When asked about challenges she has overcome or how courage has touched her life, she does not mention the fact that she recently battled breast cancer.
Instead, she focuses on the positive, focuses on the achievements of others.
Choosing the right thing—even if it is difficult
The biochemist tells her sons “to be, rather than to seem,” the motto of her home state, North Carolina, where she was raised in the Appalachian Mountains.Wilburn is inspired by women dedicated to learning and to creating their own destinies (such as Madeleine Albright, the former Secretary of State who decided to enter politics when she was nearly 50). Like Albright, Wilburn obtained her graduate degree, a master’s in environmental science, well into adulthood.
Having monitored environmental compliance for New Mexico State and analyzed water chemistry for a nuclear power plant in Virginia, Wilburn is well versed in environmental health and radiation safety.
She is a glovebox safety manager at the Lab, where she has also managed protection of air quality, endangered species and historic sites on the Lab’s 36 square miles. She’s mentored more than a dozen students and served as a manager at different levels.
Helping others get the job done
Lauded for always helping others, Wilburn says, “I like to think one of my character traits is to help people get their job done. I like helping people understand the environmental and safety requirements and how they can meet those requirements and still get the job done, be an enabler as opposed to an obstructionist.”
Wilburn recalls how her former group leader Jean Dewart handled a really tough question before a group with strength and dignity. Later, when she became group leader, speaking before the same group, asked the same tough question, Wilburn says she just channeled Jean.

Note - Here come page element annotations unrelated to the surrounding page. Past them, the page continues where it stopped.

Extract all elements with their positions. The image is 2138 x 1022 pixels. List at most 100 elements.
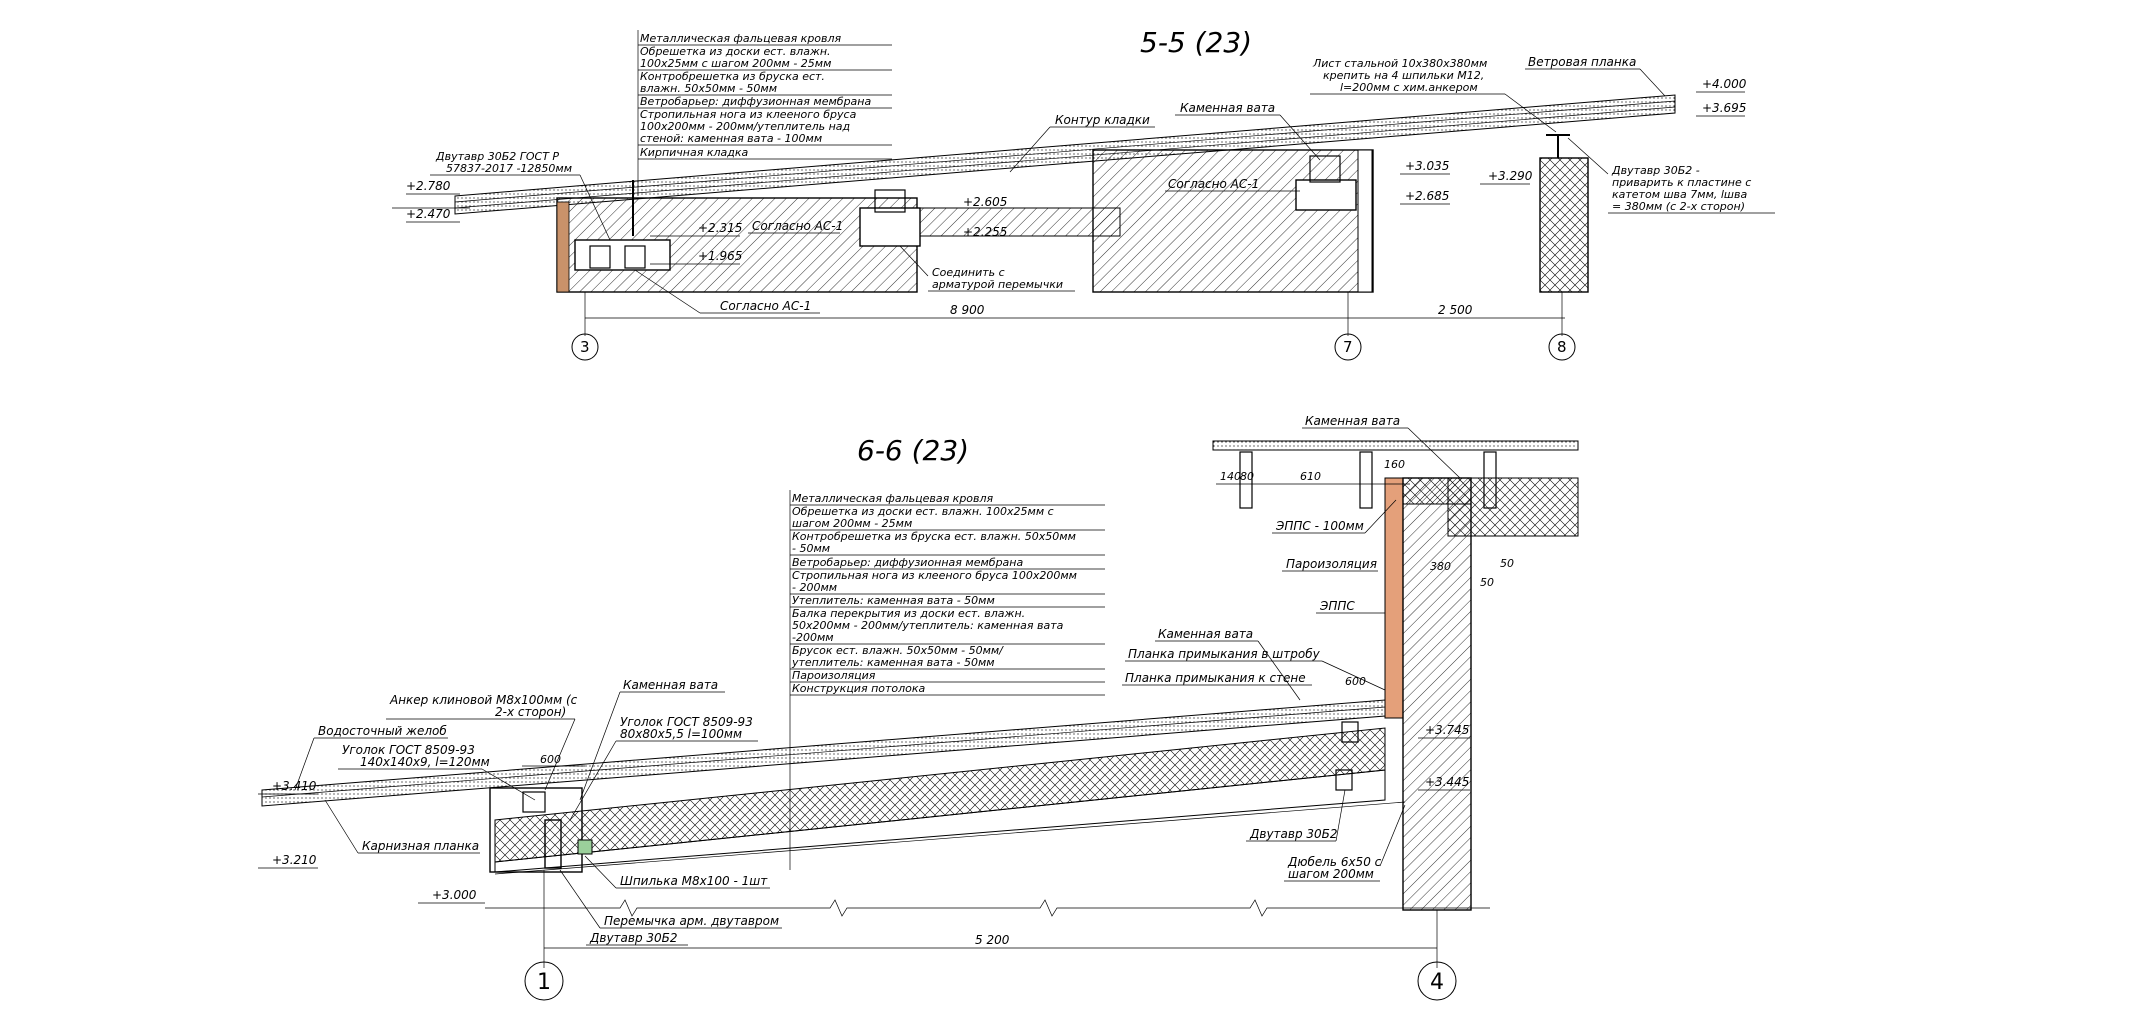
drawing-label: Двутавр 30Б2 ГОСТ Р bbox=[435, 150, 559, 163]
drawing-label: 600 bbox=[1345, 675, 1366, 688]
drawing-label: Планка примыкания в штробу bbox=[1128, 647, 1321, 661]
drawing-label: Стропильная нога из клееного бруса bbox=[640, 108, 857, 121]
dimension-8900: 8 900 bbox=[950, 303, 985, 317]
drawing-label: 50х200мм - 200мм/утеплитель: каменная ва… bbox=[792, 619, 1064, 632]
drawing-label: Контур кладки bbox=[1055, 113, 1150, 127]
drawing-label: 610 bbox=[1300, 470, 1321, 483]
drawing-label: 100х25мм с шагом 200мм - 25мм bbox=[640, 57, 831, 70]
levels-5-5: +2.780 +2.470 +2.315 +1.965 +2.605 +2.25… bbox=[406, 77, 1747, 265]
section-5-5: 5-5 (23) +2.780 +2.470 +2.3 bbox=[392, 26, 1775, 361]
section-6-6-title: 6-6 (23) bbox=[857, 434, 969, 467]
drawing-label: ЭППС - 100мм bbox=[1275, 519, 1364, 533]
roof-package-6-6 bbox=[261, 699, 1386, 807]
drawing-label: Контробрешетка из бруска ест. bbox=[640, 70, 825, 83]
drawing-label: Ветробарьер: диффузионная мембрана bbox=[792, 556, 1023, 569]
axis-8: 8 bbox=[1557, 338, 1567, 356]
drawing-label: Водосточный желоб bbox=[318, 724, 447, 738]
axis-3: 3 bbox=[580, 338, 590, 356]
dimension-2500: 2 500 bbox=[1438, 303, 1473, 317]
drawing-label: влажн. 50х50мм - 50мм bbox=[640, 82, 777, 95]
drawing-label: 140х140х9, l=120мм bbox=[360, 755, 490, 769]
drawing-label: Обрешетка из доски ест. влажн. bbox=[640, 45, 831, 58]
drawing-label: +3.000 bbox=[432, 888, 477, 902]
drawing-label: +4.000 bbox=[1702, 77, 1747, 91]
drawing-label: Балка перекрытия из доски ест. влажн. bbox=[792, 607, 1025, 620]
drawing-label: Дюбель 6х50 с bbox=[1287, 855, 1382, 869]
drawing-label: 380 bbox=[1430, 560, 1451, 573]
drawing-label: 80 bbox=[1240, 470, 1254, 483]
drawing-label: +3.695 bbox=[1702, 101, 1746, 115]
drawing-label: +2.780 bbox=[406, 179, 451, 193]
drawing-label: Каменная вата bbox=[1305, 414, 1400, 428]
drawing-label: 160 bbox=[1384, 458, 1405, 471]
drawing-label: Шпилька М8х100 - 1шт bbox=[620, 874, 768, 888]
drawing-label: Лист стальной 10х380х380мм bbox=[1312, 57, 1487, 70]
drawing-label: ЭППС bbox=[1319, 599, 1355, 613]
drawing-label: Брусок ест. влажн. 50х50мм - 50мм/ bbox=[792, 644, 1004, 657]
drawing-label: +3.290 bbox=[1488, 169, 1533, 183]
drawing-label: Стропильная нога из клееного бруса 100х2… bbox=[792, 569, 1077, 582]
drawing-label: Согласно АС-1 bbox=[1168, 177, 1259, 191]
drawing-label: l=200мм с хим.анкером bbox=[1340, 81, 1478, 94]
section-5-5-title: 5-5 (23) bbox=[1140, 26, 1252, 59]
section-6-6: 6-6 (23) Металлическая фальцевая кровля … bbox=[258, 414, 1579, 1001]
layers-callout-6-6: Металлическая фальцевая кровля Обрешетка… bbox=[789, 490, 1105, 870]
drawing-label: арматурой перемычки bbox=[932, 278, 1063, 291]
small-dims-6-6: 600 600 140 80 610 160 50 50 380 bbox=[522, 458, 1514, 767]
drawing-label: 50 bbox=[1500, 557, 1514, 570]
dimension-5200: 5 200 bbox=[975, 933, 1010, 947]
drawing-label: Каменная вата bbox=[623, 678, 718, 692]
drawing-label: Уголок ГОСТ 8509-93 bbox=[620, 715, 753, 729]
wall-axis-4 bbox=[1402, 477, 1472, 911]
drawing-label: Утеплитель: каменная вата - 50мм bbox=[792, 594, 995, 607]
xps-insulation bbox=[1384, 477, 1404, 719]
top-slab bbox=[1212, 440, 1579, 451]
drawing-label: +3.035 bbox=[1405, 159, 1449, 173]
drawing-label: стеной: каменная вата - 100мм bbox=[640, 132, 822, 145]
drawing-label: утеплитель: каменная вата - 50мм bbox=[791, 656, 995, 669]
drawing-label: 100х200мм - 200мм/утеплитель над bbox=[640, 120, 850, 133]
drawing-label: +2.470 bbox=[406, 207, 451, 221]
drawing-label: Карнизная планка bbox=[362, 839, 479, 853]
drawing-label: Конструкция потолока bbox=[792, 682, 926, 695]
drawing-label: Ветровая планка bbox=[1528, 55, 1636, 69]
drawing-label: +3.410 bbox=[272, 779, 317, 793]
drawing-label: +3.210 bbox=[272, 853, 317, 867]
drawing-label: Соединить с bbox=[932, 266, 1005, 279]
drawing-label: +2.685 bbox=[1405, 189, 1449, 203]
drawing-label: Ветробарьер: диффузионная мембрана bbox=[640, 95, 871, 108]
break-line bbox=[485, 899, 1490, 917]
drawing-label: Пароизоляция bbox=[792, 669, 876, 682]
drawing-label: 2-х сторон) bbox=[495, 705, 566, 719]
drawing-label: +1.965 bbox=[698, 249, 742, 263]
notes-5-5: Двутавр 30Б2 ГОСТ Р 57837-2017 -12850мм … bbox=[430, 55, 1775, 314]
notes-6-6: Каменная вата ЭППС - 100мм Пароизоляция … bbox=[294, 414, 1461, 946]
drawing-label: +2.605 bbox=[963, 195, 1007, 209]
axis-4: 4 bbox=[1430, 970, 1444, 995]
drawing-label: = 380мм (с 2-х сторон) bbox=[1612, 200, 1745, 213]
drawing-label: Согласно АС-1 bbox=[752, 219, 843, 233]
drawing-label: шагом 200мм bbox=[1288, 867, 1374, 881]
dimensions-5-5: 8 900 2 500 3 7 8 bbox=[571, 292, 1576, 361]
drawing-label: 57837-2017 -12850мм bbox=[446, 162, 572, 175]
post-axis-8 bbox=[1539, 157, 1589, 293]
drawing-label: крепить на 4 шпильки М12, bbox=[1323, 69, 1484, 82]
drawing-label: Металлическая фальцевая кровля bbox=[640, 32, 842, 45]
axis-1: 1 bbox=[537, 970, 551, 995]
drawing-label: 80х80х5,5 l=100мм bbox=[620, 727, 742, 741]
drawing-label: +3.745 bbox=[1425, 723, 1469, 737]
levels-6-6: +3.410 +3.210 +3.000 +3.745 +3.445 bbox=[258, 723, 1470, 904]
masonry-right bbox=[1092, 149, 1374, 293]
drawing-label: +3.445 bbox=[1425, 775, 1469, 789]
dimensions-6-6: 5 200 1 4 bbox=[524, 870, 1457, 1001]
drawing-label: Планка примыкания к стене bbox=[1125, 671, 1306, 685]
drawing-label: - 200мм bbox=[792, 581, 837, 594]
drawing-label: Уголок ГОСТ 8509-93 bbox=[342, 743, 475, 757]
drawing-label: - 50мм bbox=[792, 542, 830, 555]
axis-7: 7 bbox=[1343, 338, 1353, 356]
drawing-label: Каменная вата bbox=[1158, 627, 1253, 641]
drawing-label: 50 bbox=[1480, 576, 1494, 589]
drawing-label: Согласно АС-1 bbox=[720, 299, 811, 313]
drawing-label: Кирпичная кладка bbox=[640, 146, 748, 159]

A strong support network leads to success
To succeed, she advises young women to seek a mentor to teach them the ropes, to guide them to opportunities and to give advice. As far as balancing family with career, Wilburn says, “there is no one right way to balance things; you have to figure out what works for you.” Find support in all kinds of relationships, and nurture them.
Often seen driving down the highway in her old pickup truck, hauling chickens or ducks or her son’s dairy goats, Wilburn volunteers for many youth organizations, including Boy Scouts of America and 4-H.